Anesthesiologists are ideally placed to address problems associated with inappropriate postoperative opioid prescriptions. Acute pain services, which are generally directed by anesthesiologists, could extend the reach of their clinical service to being responsible for managing discharge pain prescriptions. This would facilitate a more complete continuum of acute pain care in the perioperative period and allow anesthesiologists to exercise leadership by providing education on the proper utilization and prescription of opioids in the immediate post-discharge period. More importantly, anesthesiologists can ensure that limited yet adequate opioid prescriptions are given to patients, thereby facilitating an efficient discharge process. Although limited data exist on the efficacy of this methodology, in our view, it may help curtail the negative consequences of inappropriate postoperative opioid prescriptions.

Future directions

The treatment of patients with chronic pain is a vexing problem with no easy solutions.
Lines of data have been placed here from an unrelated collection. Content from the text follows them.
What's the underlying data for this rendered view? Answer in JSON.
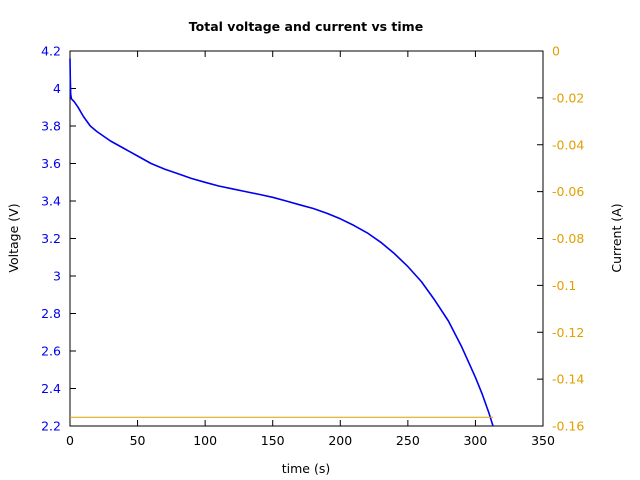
{
  "chart_data": {
    "type": "line",
    "title": "Total voltage and current vs time",
    "xlabel": "time (s)",
    "ylabel_left": "Voltage (V)",
    "ylabel_right": "Current (A)",
    "xlim": [
      0,
      350
    ],
    "ylim_left": [
      2.2,
      4.2
    ],
    "ylim_right": [
      -0.16,
      0
    ],
    "x_ticks": [
      "0",
      "50",
      "100",
      "150",
      "200",
      "250",
      "300",
      "350"
    ],
    "y_left_ticks": [
      "2.2",
      "2.4",
      "2.6",
      "2.8",
      "3",
      "3.2",
      "3.4",
      "3.6",
      "3.8",
      "4",
      "4.2"
    ],
    "y_right_ticks": [
      "0",
      "-0.02",
      "-0.04",
      "-0.06",
      "-0.08",
      "-0.1",
      "-0.12",
      "-0.14",
      "-0.16"
    ],
    "grid": false,
    "colors": {
      "voltage": "#0000ee",
      "current": "#e0a000",
      "left_axis_text": "#0000ee",
      "right_axis_text": "#e0a000"
    },
    "series": [
      {
        "axis": "left",
        "x": [
          0,
          0.2,
          0.5,
          1,
          3,
          6,
          10,
          15,
          20,
          30,
          40,
          50,
          60,
          70,
          80,
          90,
          100,
          110,
          120,
          130,
          140,
          150,
          160,
          170,
          180,
          190,
          200,
          210,
          220,
          230,
          240,
          250,
          260,
          270,
          280,
          290,
          300,
          305,
          310,
          313
        ],
        "values": [
          4.16,
          4.05,
          3.97,
          3.945,
          3.93,
          3.9,
          3.85,
          3.8,
          3.77,
          3.72,
          3.68,
          3.64,
          3.6,
          3.57,
          3.545,
          3.52,
          3.5,
          3.48,
          3.465,
          3.45,
          3.435,
          3.42,
          3.4,
          3.38,
          3.36,
          3.335,
          3.305,
          3.27,
          3.23,
          3.18,
          3.12,
          3.05,
          2.97,
          2.87,
          2.76,
          2.62,
          2.46,
          2.37,
          2.27,
          2.17
        ]
      },
      {
        "axis": "right",
        "x": [
          0,
          313
        ],
        "values": [
          -0.1563,
          -0.1563
        ]
      }
    ]
  }
}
Treatment planning will require a clear understanding of the patient’s treatment goals and expectations, comorbidities, and physiological status. It is essential to have a combination of pharmacologic, non-pharmacologic, and rehabilitative approaches in addition to a strong therapeutic alliance between the patient and physician. This multimodal therapeutic plan will require continual readjustment as therapy progresses. Prescribing opioids to maximize benefit while minimizing harm requires an accurate appreciation of the risks of therapy.17 As a result, tools and strategies must be developed to help curb the inappropriate prescribing of opioid analgesics, which appears to be driving the opioid epidemic.3

Opioid prescription courses offered through regulatory colleges and/or continuing medical education institutions have been proven to help reduce absolute quantities of opioids prescribed, particularly among physicians who prescribe large quantities of opioids.56 Allowing an acute pain service anesthesiologist to have a more systemic and algorithmic role in the prescription of post-discharge opioid analgesics in the perioperative period could help curb the inappropriate prescription of opioids in this setting. Regardless, additional research is needed in this area of quality improvement. All clinicians, including anesthesiologists, should discard the notion that addiction and dependence is a rare consequence of long-term opioid therapy. It is of utmost importance to exercise caution and vigilance when prescribing opioids in the post-discharge period, as even brief exposure may be the gateway for further inappropriate and chronic use.17,53 Communication with patients regarding the real potential risks and benefits of these drugs is paramount before initiating these medications in both the acute and chronic pain settings.